Labour Seeks Annual Increase To ₦70,000 Minimum Wage In 2025

THE Organised Labour says it is pushing for an annual increase to the ₦70,000 minimum wage paid to workers in Nigeria.

Labour said it is important that the minimum wage paid to workers reflect a rise in inflation every year.

“What we are pushing on for Labour is that instead of you (the government) waiting for five years to increase the minimum wage, you will now look at the inflation of the last five years and try to make some adjustments, why can’t we reflect the inflation on an annual basis?” TUC boss Festus Osifo said on Channels Television’s Politics Today on January 1, 2025 monitored by News Point Nigeria.

The president of the Trade Union Congress (TUC) said members of the organisation as well as their colleagues in the Nigeria Labour Congress (NLC) have begun talks in this regard.

“For example, we have entered January 2025, by the 15th of January 2025, the National Bureau of Statistics is going to release the inflation figure for December,” he explained.

“So, what we are pushing for as Labour is that, if for example, the inflation figure is 35%, apply that 35% to the ₦70,000 minimum wage so that it will become reflective of what the true value is.

“When we get to 2026, you will also do similar application.

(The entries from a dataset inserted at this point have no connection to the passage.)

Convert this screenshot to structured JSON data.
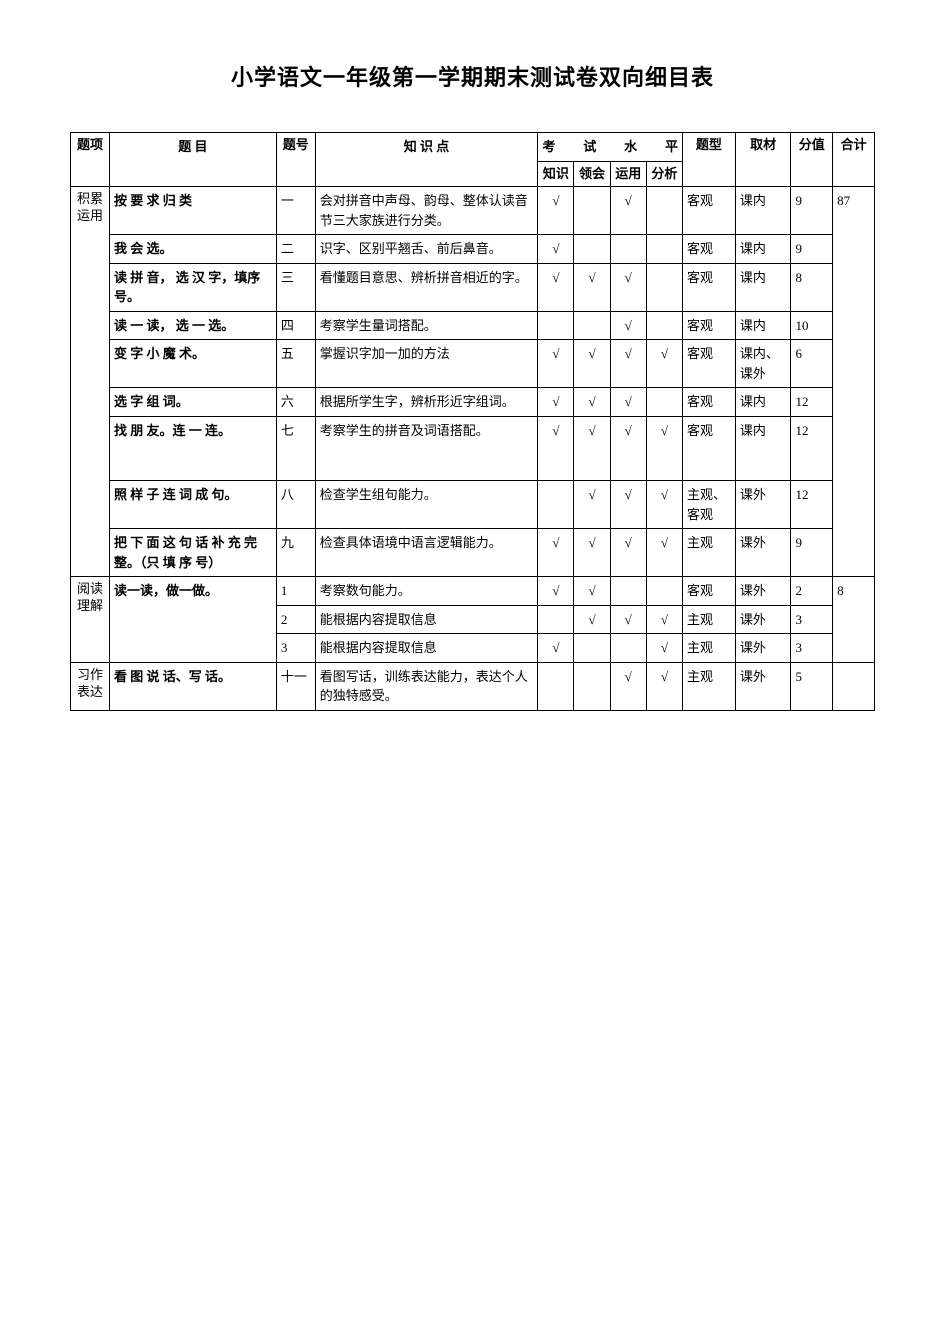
{
  "title": "小学语文一年级第一学期期末测试卷双向细目表",
  "headers": {
    "category": "题项",
    "item": "题 目",
    "number": "题号",
    "knowledge": "知 识 点",
    "level_group": "考 试 水 平",
    "levels": {
      "knowledge": "知识",
      "understand": "领会",
      "apply": "运用",
      "analyze": "分析"
    },
    "qtype": "题型",
    "source": "取材",
    "score": "分值",
    "total": "合计"
  },
  "categories": {
    "accum": "积累运用",
    "read": "阅读理解",
    "write": "习作表达"
  },
  "totals": {
    "accum": "87",
    "read": "8",
    "write": ""
  },
  "rows": [
    {
      "cat": "accum",
      "title": "按 要 求 归 类",
      "num": "一",
      "kp": "会对拼音中声母、韵母、整体认读音节三大家族进行分类。",
      "lv": [
        "√",
        "",
        "√",
        ""
      ],
      "type": "客观",
      "src": "课内",
      "score": "9"
    },
    {
      "cat": "accum",
      "title": "我 会 选。",
      "num": "二",
      "kp": "识字、区别平翘舌、前后鼻音。",
      "lv": [
        "√",
        "",
        "",
        ""
      ],
      "type": "客观",
      "src": "课内",
      "score": "9"
    },
    {
      "cat": "accum",
      "title": "读 拼 音， 选 汉 字，填序 号。",
      "num": "三",
      "kp": "看懂题目意思、辨析拼音相近的字。",
      "lv": [
        "√",
        "√",
        "√",
        ""
      ],
      "type": "客观",
      "src": "课内",
      "score": "8"
    },
    {
      "cat": "accum",
      "title": "读 一 读， 选 一 选。",
      "num": "四",
      "kp": "考察学生量词搭配。",
      "lv": [
        "",
        "",
        "√",
        ""
      ],
      "type": "客观",
      "src": "课内",
      "score": "10"
    },
    {
      "cat": "accum",
      "title": "变 字 小 魔 术。",
      "num": "五",
      "kp": "掌握识字加一加的方法",
      "lv": [
        "√",
        "√",
        "√",
        "√"
      ],
      "type": "客观",
      "src": "课内、课外",
      "score": "6"
    },
    {
      "cat": "accum",
      "title": "选 字 组 词。",
      "num": "六",
      "kp": "根据所学生字，辨析形近字组词。",
      "lv": [
        "√",
        "√",
        "√",
        ""
      ],
      "type": "客观",
      "src": "课内",
      "score": "12"
    },
    {
      "cat": "accum",
      "title": "找 朋 友。连 一 连。",
      "num": "七",
      "kp": "考察学生的拼音及词语搭配。",
      "lv": [
        "√",
        "√",
        "√",
        "√"
      ],
      "type": "客观",
      "src": "课内",
      "score": "12",
      "tall": true
    },
    {
      "cat": "accum",
      "title": "照 样 子 连 词 成 句。",
      "num": "八",
      "kp": "检查学生组句能力。",
      "lv": [
        "",
        "√",
        "√",
        "√"
      ],
      "type": "主观、客观",
      "src": "课外",
      "score": "12"
    },
    {
      "cat": "accum",
      "title": "把 下 面 这 句 话 补 充 完 整。（只 填 序 号）",
      "num": "九",
      "kp": "检查具体语境中语言逻辑能力。",
      "lv": [
        "√",
        "√",
        "√",
        "√"
      ],
      "type": "主观",
      "src": "课外",
      "score": "9"
    },
    {
      "cat": "read",
      "title": "读一读，做一做。",
      "num": "1",
      "kp": "考察数句能力。",
      "lv": [
        "√",
        "√",
        "",
        ""
      ],
      "type": "客观",
      "src": "课外",
      "score": "2"
    },
    {
      "cat": "read",
      "title": "",
      "num": "2",
      "kp": "能根据内容提取信息",
      "lv": [
        "",
        "√",
        "√",
        "√"
      ],
      "type": "主观",
      "src": "课外",
      "score": "3"
    },
    {
      "cat": "read",
      "title": "",
      "num": "3",
      "kp": "能根据内容提取信息",
      "lv": [
        "√",
        "",
        "",
        "√"
      ],
      "type": "主观",
      "src": "课外",
      "score": "3"
    },
    {
      "cat": "write",
      "title": "看 图 说 话、写 话。",
      "num": "十一",
      "kp": "看图写话，训练表达能力，表达个人的独特感受。",
      "lv": [
        "",
        "",
        "√",
        "√"
      ],
      "type": "主观",
      "src": "课外",
      "score": "5"
    }
  ]
}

That is actually what we are pushing. We shouldn’t be waiting for five years.

“In the new Act now is three years to do those adjustments but we could be doing them systemically by applying the inflation as of December of the preceding year to what the minimum wage is.

“This is part of the position that we are also going to canvass this year. We started the conversation last year but we will continue it in 2025.”

In July 2024, after months of protracted talks, the Federal Government and labour unions reached a consensus figure of ₦70,000 minimum wage which was later approved by President Bola Tinubu.

The increase came five years after the last review pegged at ₦30,000 but with the astronomic rise in cost of living, attributed to a more than quadruple hike in energy costs and petrol subsidy removal, labour unions have argued that ₦70,000 cannot take any worker home and thus demanded a decent living wage.